When the main artist tenant passed away, his son took over the lease to finish some of his dad’s work. My friend Erin Allen (who had the longest residential tenure of about a decade) turned the downstairs into studios that nonresident artists could rent, along with a garden in the small outdoor patio. Right before he started the build-out he held a roller-skating party on the concrete floor.
The downstairs area eventually housed a kiln and an even more extensive screenprinting studio. When Paul and I were evicted from our own warehouse, we donated his hand-built equipment (and the drying rack our friend Sam and I bought for $50 off Craigslist and drove up from LA) to this endeavor, since we no longer had the luxury of space.
After the fire, neighbors immediately lodged complaints with the city about the unsanctioned living environment.

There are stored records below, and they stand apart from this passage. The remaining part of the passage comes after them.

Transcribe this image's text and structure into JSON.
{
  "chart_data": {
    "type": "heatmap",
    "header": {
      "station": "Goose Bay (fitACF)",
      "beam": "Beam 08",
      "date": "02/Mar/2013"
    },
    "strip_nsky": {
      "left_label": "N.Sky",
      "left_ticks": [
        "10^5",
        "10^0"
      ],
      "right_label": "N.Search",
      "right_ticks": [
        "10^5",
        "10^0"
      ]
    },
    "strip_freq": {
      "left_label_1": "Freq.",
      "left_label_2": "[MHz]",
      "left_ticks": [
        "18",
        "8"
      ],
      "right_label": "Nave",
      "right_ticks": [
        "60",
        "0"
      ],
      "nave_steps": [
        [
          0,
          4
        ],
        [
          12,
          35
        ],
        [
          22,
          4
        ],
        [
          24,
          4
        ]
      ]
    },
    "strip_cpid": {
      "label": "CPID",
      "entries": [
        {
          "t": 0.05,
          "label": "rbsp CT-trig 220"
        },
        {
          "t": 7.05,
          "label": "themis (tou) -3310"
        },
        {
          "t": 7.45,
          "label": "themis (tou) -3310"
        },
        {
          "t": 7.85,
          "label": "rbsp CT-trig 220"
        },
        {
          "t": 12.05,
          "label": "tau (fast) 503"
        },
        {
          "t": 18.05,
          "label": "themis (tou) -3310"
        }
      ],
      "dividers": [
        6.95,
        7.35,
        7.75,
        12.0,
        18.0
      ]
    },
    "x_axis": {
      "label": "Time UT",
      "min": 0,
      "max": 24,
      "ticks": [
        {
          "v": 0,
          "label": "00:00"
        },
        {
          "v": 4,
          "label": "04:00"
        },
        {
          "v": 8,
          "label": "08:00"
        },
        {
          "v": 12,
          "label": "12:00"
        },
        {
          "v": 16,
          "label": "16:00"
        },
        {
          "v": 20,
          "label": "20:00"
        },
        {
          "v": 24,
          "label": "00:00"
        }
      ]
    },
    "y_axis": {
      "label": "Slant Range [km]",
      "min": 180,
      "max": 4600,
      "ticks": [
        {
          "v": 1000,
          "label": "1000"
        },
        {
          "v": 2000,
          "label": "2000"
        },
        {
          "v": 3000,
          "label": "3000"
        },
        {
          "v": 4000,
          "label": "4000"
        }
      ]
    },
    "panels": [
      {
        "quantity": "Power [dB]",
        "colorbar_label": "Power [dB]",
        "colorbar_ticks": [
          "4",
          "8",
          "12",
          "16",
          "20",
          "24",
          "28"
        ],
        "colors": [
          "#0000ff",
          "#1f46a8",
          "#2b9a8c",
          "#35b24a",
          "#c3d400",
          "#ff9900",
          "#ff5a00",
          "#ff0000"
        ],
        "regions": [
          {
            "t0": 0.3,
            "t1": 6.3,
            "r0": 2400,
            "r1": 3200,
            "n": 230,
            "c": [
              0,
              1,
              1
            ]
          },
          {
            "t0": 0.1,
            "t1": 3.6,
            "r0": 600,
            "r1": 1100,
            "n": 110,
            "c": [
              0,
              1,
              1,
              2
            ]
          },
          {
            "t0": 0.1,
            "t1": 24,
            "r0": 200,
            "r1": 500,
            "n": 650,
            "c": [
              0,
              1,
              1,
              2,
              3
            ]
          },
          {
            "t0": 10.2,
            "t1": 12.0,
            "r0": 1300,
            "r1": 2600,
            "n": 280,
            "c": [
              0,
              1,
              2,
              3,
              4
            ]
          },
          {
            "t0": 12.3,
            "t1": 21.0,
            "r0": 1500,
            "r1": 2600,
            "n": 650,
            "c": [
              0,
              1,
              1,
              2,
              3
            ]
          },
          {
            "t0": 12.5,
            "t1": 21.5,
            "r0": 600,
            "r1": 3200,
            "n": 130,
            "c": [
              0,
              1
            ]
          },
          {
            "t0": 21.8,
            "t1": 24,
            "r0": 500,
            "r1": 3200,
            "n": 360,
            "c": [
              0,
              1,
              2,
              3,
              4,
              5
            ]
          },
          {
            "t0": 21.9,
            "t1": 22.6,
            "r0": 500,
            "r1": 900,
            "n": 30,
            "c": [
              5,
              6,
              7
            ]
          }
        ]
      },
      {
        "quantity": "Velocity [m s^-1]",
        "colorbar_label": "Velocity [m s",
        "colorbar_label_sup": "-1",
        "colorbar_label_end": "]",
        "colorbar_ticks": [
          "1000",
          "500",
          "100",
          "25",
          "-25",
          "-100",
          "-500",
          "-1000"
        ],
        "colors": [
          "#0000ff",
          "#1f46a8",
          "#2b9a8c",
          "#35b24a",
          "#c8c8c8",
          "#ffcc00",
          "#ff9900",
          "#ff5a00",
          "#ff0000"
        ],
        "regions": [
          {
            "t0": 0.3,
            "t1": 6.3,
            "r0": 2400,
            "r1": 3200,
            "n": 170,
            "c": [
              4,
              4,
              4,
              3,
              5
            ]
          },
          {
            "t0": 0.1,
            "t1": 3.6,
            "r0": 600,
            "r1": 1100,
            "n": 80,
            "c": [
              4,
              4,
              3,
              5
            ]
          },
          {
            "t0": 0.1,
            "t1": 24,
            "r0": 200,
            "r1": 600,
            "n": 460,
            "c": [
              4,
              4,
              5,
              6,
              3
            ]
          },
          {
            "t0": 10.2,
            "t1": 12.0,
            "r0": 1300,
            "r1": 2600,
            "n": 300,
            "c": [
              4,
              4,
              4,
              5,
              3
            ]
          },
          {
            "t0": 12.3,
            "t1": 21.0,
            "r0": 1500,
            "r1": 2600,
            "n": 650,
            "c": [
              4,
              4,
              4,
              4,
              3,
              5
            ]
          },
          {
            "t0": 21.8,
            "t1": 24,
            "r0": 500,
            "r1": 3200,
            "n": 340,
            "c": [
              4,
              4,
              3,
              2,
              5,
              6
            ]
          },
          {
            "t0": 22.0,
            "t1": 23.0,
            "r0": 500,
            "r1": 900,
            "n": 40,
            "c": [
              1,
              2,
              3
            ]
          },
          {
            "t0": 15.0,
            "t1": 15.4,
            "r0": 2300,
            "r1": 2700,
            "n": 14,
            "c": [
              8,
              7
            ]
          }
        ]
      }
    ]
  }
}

Huffin’s future was uncertain, but it miraculously persisted until 2021. Eventually the landlords (who lived out of state and who nobody had actually met) demanded they stop having shows, and the residents complied. Though in an all-too-common tale, its demise would come after a very heated housemate drama (I’ll spare readers the recounting).
After the landlords made code-related structural changes (no more janky stairs!), in a surprising twist the space was rented to a new group of artists and musicians—safariiiCAMP, who continue to use the space for art-making, workshops, pop-up markets, and other creative activities.



Today, none of these spaces exist. The conditions that made them possible, when they were, have changed drastically. Oakland is a dynamic, ever-evolving place, and has always been. But in new DIY spaces in Richmond or artist-run galleries in Vallejo, its spirit still persists. Maybe the spaces aren’t also housing, and maybe they’re shared by more people. Maybe they’re temporal. But unsanctioned formats continue, like a band of punk teens playing on BART or somewhere outdoors; the first show I attended since the pandemic began was at a pier at the Oakland Estuary.
I see this spirit in my current practice as an artist-publisher with a small press, where art book fairs and zine fests all over the Bay Area demonstrate the same convivial and community-minded spirit I once found in the DIY music scene (and where I’m often in the room with people much younger than me!). The energy looked different, fifteen years ago, but it must have been just as different thirty years ago, or forty. Yet it’s still here, in punk houses that still exist, in practice spaces above downtown storefronts. It’s still here, like in the moment on a pandemic walk when I came across a friend playing saxophone in an Emeryville sewer, the notes drifting over the culvert where Temescal Creek meets the Bay. Like the creek that tunnels under city streets until it opens into the San Francisco Bay, the scene lives as it shifts and reshapes itself.